The first column Unnamed: 0 is not useful so it can be dropped.

In [None]:
df1.drop(['Unnamed: 0'], axis = 1, inplace = True)

In [None]:
#Check if column has been dropped
df1.head()

<h1>Finding data type information about the dataset</h1>

<strong>Use .dtypes to see the data types of all the columns</strong>

In [None]:
df1.dtypes

<strong>.dtypes can also be applied to an individual column:</strong>

In [None]:
df1['Latitude'].dtypes

<strong>.info() can also be used to see all the data types under the header Dtype:<strong>

In [None]:
df1.info()

<h1>Converting from one data type to another</h1>

<strong>Use .astype() to convert from one data type to another:</strong>

In [None]:
df2 = df1.copy() #copy the dataframe
df2['Latitude'] = df1['Latitude'].astype('int64') #convert the data type to int64
df2.dtypes

<h1>Converting date time data</h1>

Look at the data frame again.

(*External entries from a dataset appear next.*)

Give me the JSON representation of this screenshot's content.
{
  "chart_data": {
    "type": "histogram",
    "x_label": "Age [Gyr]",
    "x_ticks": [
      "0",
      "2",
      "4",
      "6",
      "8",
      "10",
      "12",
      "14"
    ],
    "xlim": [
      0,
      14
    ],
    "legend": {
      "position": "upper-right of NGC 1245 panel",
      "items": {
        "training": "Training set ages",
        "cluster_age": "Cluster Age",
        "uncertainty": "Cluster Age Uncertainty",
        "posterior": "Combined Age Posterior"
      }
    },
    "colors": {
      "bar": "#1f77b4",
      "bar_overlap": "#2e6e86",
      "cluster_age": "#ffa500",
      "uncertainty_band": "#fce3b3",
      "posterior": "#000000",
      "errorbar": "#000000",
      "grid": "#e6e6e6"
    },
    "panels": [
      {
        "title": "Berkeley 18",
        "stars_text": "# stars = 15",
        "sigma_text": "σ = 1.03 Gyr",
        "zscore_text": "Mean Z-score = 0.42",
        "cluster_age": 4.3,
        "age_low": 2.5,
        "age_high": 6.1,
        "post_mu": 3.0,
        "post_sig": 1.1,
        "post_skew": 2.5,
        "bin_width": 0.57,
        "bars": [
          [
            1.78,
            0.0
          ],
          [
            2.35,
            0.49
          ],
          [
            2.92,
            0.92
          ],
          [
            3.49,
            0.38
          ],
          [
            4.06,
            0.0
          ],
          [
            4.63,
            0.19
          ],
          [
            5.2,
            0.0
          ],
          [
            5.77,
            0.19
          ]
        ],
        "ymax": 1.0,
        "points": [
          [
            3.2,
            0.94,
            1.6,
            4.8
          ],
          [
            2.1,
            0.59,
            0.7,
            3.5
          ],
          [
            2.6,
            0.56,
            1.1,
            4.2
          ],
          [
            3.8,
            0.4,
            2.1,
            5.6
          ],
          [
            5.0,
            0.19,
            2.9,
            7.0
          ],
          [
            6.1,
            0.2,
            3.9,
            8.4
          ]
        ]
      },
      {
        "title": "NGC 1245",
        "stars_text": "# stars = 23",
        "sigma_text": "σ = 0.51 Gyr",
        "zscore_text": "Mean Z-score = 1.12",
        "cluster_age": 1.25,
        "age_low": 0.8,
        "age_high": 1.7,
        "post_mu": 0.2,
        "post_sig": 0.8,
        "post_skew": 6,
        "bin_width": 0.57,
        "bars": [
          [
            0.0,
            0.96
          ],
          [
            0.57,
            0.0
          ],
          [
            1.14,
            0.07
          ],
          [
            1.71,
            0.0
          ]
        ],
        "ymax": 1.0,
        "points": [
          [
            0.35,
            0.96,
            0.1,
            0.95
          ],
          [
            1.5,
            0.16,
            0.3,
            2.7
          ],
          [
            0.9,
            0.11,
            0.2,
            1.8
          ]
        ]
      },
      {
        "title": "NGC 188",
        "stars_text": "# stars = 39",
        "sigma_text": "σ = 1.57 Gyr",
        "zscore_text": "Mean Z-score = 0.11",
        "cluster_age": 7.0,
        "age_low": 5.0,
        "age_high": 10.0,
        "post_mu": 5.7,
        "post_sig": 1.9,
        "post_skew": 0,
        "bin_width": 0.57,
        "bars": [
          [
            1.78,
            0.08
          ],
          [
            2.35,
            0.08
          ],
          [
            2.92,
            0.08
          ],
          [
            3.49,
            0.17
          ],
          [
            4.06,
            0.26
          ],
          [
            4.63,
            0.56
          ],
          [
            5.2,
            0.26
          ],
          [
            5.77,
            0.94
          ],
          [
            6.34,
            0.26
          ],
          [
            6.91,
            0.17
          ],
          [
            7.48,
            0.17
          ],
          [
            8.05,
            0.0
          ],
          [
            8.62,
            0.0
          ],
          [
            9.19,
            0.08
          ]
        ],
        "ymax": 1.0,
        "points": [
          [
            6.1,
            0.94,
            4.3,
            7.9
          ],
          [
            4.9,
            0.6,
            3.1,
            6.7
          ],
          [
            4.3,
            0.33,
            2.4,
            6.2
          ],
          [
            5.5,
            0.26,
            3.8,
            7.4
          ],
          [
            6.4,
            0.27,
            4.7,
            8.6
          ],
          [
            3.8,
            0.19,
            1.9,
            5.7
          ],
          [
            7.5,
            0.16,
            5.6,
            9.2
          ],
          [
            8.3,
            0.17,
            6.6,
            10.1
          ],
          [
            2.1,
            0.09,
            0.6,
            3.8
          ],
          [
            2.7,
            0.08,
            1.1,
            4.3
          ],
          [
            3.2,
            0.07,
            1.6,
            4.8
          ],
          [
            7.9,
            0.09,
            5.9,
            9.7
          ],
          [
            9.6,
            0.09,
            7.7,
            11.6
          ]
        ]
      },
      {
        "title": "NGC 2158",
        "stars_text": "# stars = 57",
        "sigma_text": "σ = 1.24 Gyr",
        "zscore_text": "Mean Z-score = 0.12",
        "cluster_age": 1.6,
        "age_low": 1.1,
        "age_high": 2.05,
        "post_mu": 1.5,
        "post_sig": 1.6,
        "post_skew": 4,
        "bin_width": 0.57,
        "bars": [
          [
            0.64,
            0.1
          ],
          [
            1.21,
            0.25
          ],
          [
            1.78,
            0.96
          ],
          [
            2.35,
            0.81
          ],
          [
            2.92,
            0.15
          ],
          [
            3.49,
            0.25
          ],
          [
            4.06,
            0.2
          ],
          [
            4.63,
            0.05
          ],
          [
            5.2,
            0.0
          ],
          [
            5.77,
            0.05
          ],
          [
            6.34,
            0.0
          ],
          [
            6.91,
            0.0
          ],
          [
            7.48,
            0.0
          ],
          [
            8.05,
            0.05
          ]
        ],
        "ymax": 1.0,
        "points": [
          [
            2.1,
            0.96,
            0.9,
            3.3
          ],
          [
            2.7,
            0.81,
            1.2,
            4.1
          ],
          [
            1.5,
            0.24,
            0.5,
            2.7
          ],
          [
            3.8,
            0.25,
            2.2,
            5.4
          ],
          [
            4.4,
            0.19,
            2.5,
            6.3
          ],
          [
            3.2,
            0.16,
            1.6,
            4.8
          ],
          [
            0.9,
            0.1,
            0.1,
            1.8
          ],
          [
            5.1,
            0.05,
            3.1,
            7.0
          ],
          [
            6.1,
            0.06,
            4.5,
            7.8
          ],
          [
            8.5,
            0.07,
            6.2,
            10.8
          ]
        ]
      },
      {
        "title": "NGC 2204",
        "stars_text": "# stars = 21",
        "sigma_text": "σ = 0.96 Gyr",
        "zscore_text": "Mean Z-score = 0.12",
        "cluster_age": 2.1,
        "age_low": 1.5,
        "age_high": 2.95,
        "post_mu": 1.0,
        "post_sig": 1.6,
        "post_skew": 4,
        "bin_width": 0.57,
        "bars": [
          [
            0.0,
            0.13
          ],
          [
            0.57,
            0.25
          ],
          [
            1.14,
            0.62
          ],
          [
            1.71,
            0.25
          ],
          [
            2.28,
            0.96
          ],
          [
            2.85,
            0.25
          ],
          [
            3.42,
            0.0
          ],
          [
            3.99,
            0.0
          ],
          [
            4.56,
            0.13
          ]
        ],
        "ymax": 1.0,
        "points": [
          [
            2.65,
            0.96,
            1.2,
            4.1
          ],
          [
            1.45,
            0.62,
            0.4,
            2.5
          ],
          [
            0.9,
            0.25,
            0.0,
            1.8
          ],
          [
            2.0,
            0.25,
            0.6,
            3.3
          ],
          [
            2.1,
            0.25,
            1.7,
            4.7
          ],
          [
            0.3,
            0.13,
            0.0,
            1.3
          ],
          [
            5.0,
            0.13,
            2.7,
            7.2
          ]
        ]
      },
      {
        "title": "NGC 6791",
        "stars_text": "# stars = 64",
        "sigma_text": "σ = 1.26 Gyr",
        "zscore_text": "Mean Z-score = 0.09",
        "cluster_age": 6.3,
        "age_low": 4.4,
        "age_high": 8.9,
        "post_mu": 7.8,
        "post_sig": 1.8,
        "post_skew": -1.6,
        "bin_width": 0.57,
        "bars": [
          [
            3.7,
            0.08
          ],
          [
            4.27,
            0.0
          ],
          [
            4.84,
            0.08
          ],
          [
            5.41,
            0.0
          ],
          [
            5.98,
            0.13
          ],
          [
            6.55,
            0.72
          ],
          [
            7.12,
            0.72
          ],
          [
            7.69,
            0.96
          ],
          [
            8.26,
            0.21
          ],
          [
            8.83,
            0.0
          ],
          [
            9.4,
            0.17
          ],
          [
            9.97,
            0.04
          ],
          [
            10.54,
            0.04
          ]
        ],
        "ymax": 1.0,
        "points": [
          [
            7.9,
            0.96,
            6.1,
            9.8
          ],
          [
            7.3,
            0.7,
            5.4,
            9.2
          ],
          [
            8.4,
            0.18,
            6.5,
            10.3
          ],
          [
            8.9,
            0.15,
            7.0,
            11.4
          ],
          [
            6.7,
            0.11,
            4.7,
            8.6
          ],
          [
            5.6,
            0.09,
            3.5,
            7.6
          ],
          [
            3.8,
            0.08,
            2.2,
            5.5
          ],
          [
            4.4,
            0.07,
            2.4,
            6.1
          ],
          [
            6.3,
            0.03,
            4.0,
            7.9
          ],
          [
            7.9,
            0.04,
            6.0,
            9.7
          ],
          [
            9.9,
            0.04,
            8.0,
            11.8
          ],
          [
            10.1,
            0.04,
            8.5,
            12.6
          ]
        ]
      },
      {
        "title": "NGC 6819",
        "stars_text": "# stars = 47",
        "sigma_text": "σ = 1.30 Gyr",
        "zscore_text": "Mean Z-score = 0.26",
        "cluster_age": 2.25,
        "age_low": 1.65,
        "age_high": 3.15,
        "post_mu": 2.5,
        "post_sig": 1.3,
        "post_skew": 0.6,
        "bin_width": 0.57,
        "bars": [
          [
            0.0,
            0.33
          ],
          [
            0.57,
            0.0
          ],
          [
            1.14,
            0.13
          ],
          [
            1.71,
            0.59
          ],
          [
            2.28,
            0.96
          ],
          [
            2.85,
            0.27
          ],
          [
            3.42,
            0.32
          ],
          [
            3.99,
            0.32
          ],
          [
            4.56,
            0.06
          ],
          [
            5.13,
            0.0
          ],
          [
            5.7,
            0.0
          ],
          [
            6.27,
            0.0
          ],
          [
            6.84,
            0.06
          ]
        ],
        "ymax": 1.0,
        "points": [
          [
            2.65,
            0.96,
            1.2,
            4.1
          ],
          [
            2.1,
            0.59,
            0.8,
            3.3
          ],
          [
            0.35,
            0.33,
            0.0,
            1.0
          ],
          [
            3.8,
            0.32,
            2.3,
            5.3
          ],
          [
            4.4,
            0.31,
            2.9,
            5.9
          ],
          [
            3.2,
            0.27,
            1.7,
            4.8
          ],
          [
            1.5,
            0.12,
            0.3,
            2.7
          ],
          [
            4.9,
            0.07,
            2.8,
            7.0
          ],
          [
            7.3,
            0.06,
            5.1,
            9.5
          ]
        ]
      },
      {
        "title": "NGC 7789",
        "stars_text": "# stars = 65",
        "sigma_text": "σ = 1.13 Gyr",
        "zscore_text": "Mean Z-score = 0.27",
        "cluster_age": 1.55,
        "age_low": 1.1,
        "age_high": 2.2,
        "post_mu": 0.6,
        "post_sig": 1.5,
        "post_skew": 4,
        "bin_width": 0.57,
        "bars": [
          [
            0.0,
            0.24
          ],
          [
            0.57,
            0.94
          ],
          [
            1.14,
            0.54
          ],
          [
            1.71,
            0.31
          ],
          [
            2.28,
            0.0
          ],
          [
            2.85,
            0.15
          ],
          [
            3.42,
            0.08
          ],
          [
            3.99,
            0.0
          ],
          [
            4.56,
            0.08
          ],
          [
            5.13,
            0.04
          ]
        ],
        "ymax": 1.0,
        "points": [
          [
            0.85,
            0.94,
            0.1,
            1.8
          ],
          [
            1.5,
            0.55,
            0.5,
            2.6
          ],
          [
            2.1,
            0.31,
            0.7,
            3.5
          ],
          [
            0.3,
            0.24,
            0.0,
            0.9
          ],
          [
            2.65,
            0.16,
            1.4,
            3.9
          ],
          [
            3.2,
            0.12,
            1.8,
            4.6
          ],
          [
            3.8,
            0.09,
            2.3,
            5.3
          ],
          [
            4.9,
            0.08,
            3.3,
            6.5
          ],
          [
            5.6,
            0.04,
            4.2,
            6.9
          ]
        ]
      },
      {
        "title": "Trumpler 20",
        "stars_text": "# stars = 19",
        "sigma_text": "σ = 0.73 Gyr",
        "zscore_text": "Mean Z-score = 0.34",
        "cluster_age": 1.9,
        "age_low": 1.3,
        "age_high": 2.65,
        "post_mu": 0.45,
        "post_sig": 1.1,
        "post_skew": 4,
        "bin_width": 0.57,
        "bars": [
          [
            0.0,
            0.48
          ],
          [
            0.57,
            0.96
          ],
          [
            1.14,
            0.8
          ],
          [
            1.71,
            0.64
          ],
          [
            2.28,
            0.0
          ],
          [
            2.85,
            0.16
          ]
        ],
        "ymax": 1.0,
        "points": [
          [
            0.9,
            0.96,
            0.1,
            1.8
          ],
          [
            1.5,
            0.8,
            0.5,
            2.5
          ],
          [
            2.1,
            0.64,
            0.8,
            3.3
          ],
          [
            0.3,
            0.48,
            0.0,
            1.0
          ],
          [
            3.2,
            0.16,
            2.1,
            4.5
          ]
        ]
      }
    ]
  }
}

Notice how Date and Time column is showing <em>object</em> as the data type.

In [None]:
df1.dtypes

<strong>Use .to_datetime to convert datetime data type:</strong>

In [None]:
df1['Date'] = pd.to_datetime(df1['Date'], format = '%m/%d/%Y')

In [None]:
df1.head(10)

In [None]:
df1.dtypes

Find the difference between two dates in the dataset and look at the result.

In [None]:
df1['Date'][6] - df1['Date'][0]

The differrence between the two dates is returned. A time stamp is also returned which gives the difference in hours:minutes:seconds.

<em>Now with Time:</em>

In [None]:
df1['Time'] = pd.to_datetime(df1['Time'], format = '%H:%M:%S')

In [None]:
df1['Time'][6] - df1['Time'][0]

<h2>More ways to find other information from the datetime64 data type</h2>

In [None]:
df1['Date'][1]

In [None]:
#Find the day
df1['Date'][1].day

In [None]:
#Find the month
df1['Date'][1].month

In [None]:
#Find the year
df1['Date'][1].year

<h1>Selecting columns based on data types</h1>

<strong>Use .select_dtypes() to select columns based on their data types:</strong>

In [None]:
#First, revisit the data types for df1
df1.dtypes

In [None]:
#Now create a new DataFrame named decimals which contains the columns from df1 with the data type float64
decimals = df1.select_dtypes('float')

#Show first 5 data
decimals.head()

In [None]:
decimals.dtypes

<strong>Add <em>exclude</em> parameter to exclude certain data types:</strong>

In [None]:
#Create a DataFrame which does not contain any column with the object data type
number_data = df1.select_dtypes(exclude = 'object')

In [None]:
number_data.head()

In [None]:
number_data.dtypes

<h1>Additional ways of working with data types.</h1>

<strong>Changing data types while importing data:</strong>

In [None]:
#Create a dictionary which contains the column and its to-be-modified data type as key-value pair
dtypes_dict = {'Depth': 'object'}

In [None]:
#Change column Depth data type to object at the time o reading the data
df3 = pd.read_csv('significant_earthquakes.csv', dtype = dtypes_dict)

In [None]:
df3.dtypes

Data types also influence the memory usage of the data set. To see the the memory being consumed by the dataset, use .info()

In [None]:
df3.info()

<strong><em>Category</em> data type to save memory:</strong>

Data type <em>category</em> can be used for columns containing categorical data. Usually, it is seen that categorical columns have ‘object’ data type.  The data type for such columns can be changed to ‘categorical’ as shown to save memory.

In [None]:
dtypes1 = {
    'Type': 'category',
    'Status': 'category',
    'Source': 'category',
    'Location Source': 'category',
    'Magnitude Source': 'category',
    'Magnitude Type': 'category'
}

df4 = pd.read_csv('significant_earthquakes.csv', dtype = dtypes1, parse_dates = ['Date', 'Time'])

In [None]:
df4.info()

The memory usage reduces from 172 KB to 131.5 KB. Therefore, it is important to have the right kind of data type for each column.